Six IS Leadership Roles
(Computer Science Corporation, 1996)
(Computer Science Corporation, 1996)
1. Chief architect. The chief architect designs future possibilities for the business. The primary work of the chief architect is to design and evolve the IT infrastructure so that it will expand the range of future possibilities for the business. The infrastructure should provide not just today's technical services, such as networking, databases and desktop operating systems, but an increasing range of business-level services, such as workflow, portfolio management, scheduling, and specific business components or objects.
2. Change leader. The change leader orchestrates resources to achieve optimal implementation of the future. The essential role of the change leader is to orchestrate all those resources that will be needed to execute the change program. This includes providing new IT tools, but it also involves putting in place teams of people who can redesign roles, jobs and workflow, who can change beliefs about the company and the work people do, and who understand human nature and can develop incentive systems to coax people into new and different behaviors.
3. Product developer. The product developer helps define the company’s place in the emerging digital economy. For example, a product developer might recognize the potential for performing key business processes over electronic linkages. The product developer must "sell" the idea to a business partner, and together they can set up and evaluate business experiments, which are initially operated out of IS. Whether the new methods are adopted or not, the company will learn from the experiments and so move closer to commercial success in emerging digital markets.
4. Technology provocateur. The technology provocateur embeds IT into the business strategy. The technology provocateur works with senior business executives to bring IT and realities of the IT marketplace to bear on the formation of strategy for the business. The technology provocateur is a senior business executive who understands both the business and IT at a deep enough level to integrate the two perspectives in discussions about the future course of the business. Technology provocateurs have a wealth of experience in IS disciplines, so they understand at a fundamental level the capabilities of IT and how IT impacts the business.
5. Coach. The coach teaches people to acquire the skill sets they will need for the future. Coaches have two basic responsibilities: teaching people how to learn, so that they can become self-sufficient, and providing team leaders with staff able to do the IT-related
work of the business. A mechanism that assists both is the centre of excellence - a small group of people with a particular competence or skill, with a coach responsible for their growth and development. Coaches are solid practitioners of the competence that they will be coaching, but need not be the best at it in the company.
6. Chief operating strategist. The chief operating strategist invents the future with senior management. The chief operating strategist is the top IS executive who is focused on the future agenda of the IS organization. The strategist has parallel responsibilities related to helping the business design the future, and then delivering it. The most important, and least understood, parts of the role have to do with the interpretation of new technologies and the IT marketplace, and the bringing of this understanding into the development of the digital business strategy for the organization.
MANAGERIAL ROLES
(Mintzberg,Henry)
(Mintzberg,Henry)
Managers undertake activities to achieve the objectives of the organization. Mintzberg (1994) notes a number of different and sometimes conflicting views of the manager's role. He finds that it is a curiosity of the management literature that its best-known writers all seem to emphasize one particular part of the manager’s job to the exclusion of the others.

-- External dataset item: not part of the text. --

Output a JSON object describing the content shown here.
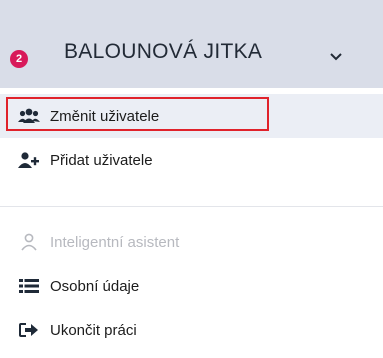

Describing the manager's work has been an ongoing pursuit of researchers and practitioners. The manager's work is characterized by brevity, variety, fragmentation of tasks, a preference for action (as opposed to reflection), and a preference for oral communication over formal reports (Mintzberg, 1994). Kotter (1999) identified two main roles for executives: agenda setting and network building.
A number of models describing the manager's work have been proposed including functional descriptions such as planning, organizing, directing, controlling, co-ordinating, and innovating. According to Mintzberg (1990), the manager's job can be described in terms of various roles:
1. Informational Roles.By virtue of interpersonal contacts, both with subordinates and with a network of contacts, the manager emerges as the nerve centre of the organizational
unit. The manager may not know everything but typically knows more than subordinates do. Processing information is a key part of the manager's job. As monitor, the manager is perpetually scanning the environment for information, interrogating liaison contacts and subordinates, and receiving unsolicited information, much of it as a result of the network of personal contacts. As a disseminator, the manager passes some privileged information
directly to subordinates, who would otherwise have no access to it. As spokesperson, the manager sends some information to people outside the unit.
2. Decisional Roles. Information is not an end in itself; it is the basic input to decision making. The manager plays the major role in a unit's decision-making system. As its formal authority, only the manager can commit the unit to important new courses of action; and as its nerve centre, only the manager has full and current information to make the set of decisions that determines the unit's strategy. As entrepreneur, the manager seeks to improve the unit, to adapt it to changing conditions in the environment. As disturbance handler, the manager responds to pressures from situations. As resource allocater, the manager is responsible for deciding who will get what. As negotiator, the manager commits organizational resources in real time.
3. Interpersonal Roles. As figurehead, every manager must perform some ceremonial duties. As leader, managers are responsible for the work of the people of their unit. As liaison, the manager makes contacts outside the vertical chain of command. Changes in both information technology and competition continue to change the role of the information systems executive.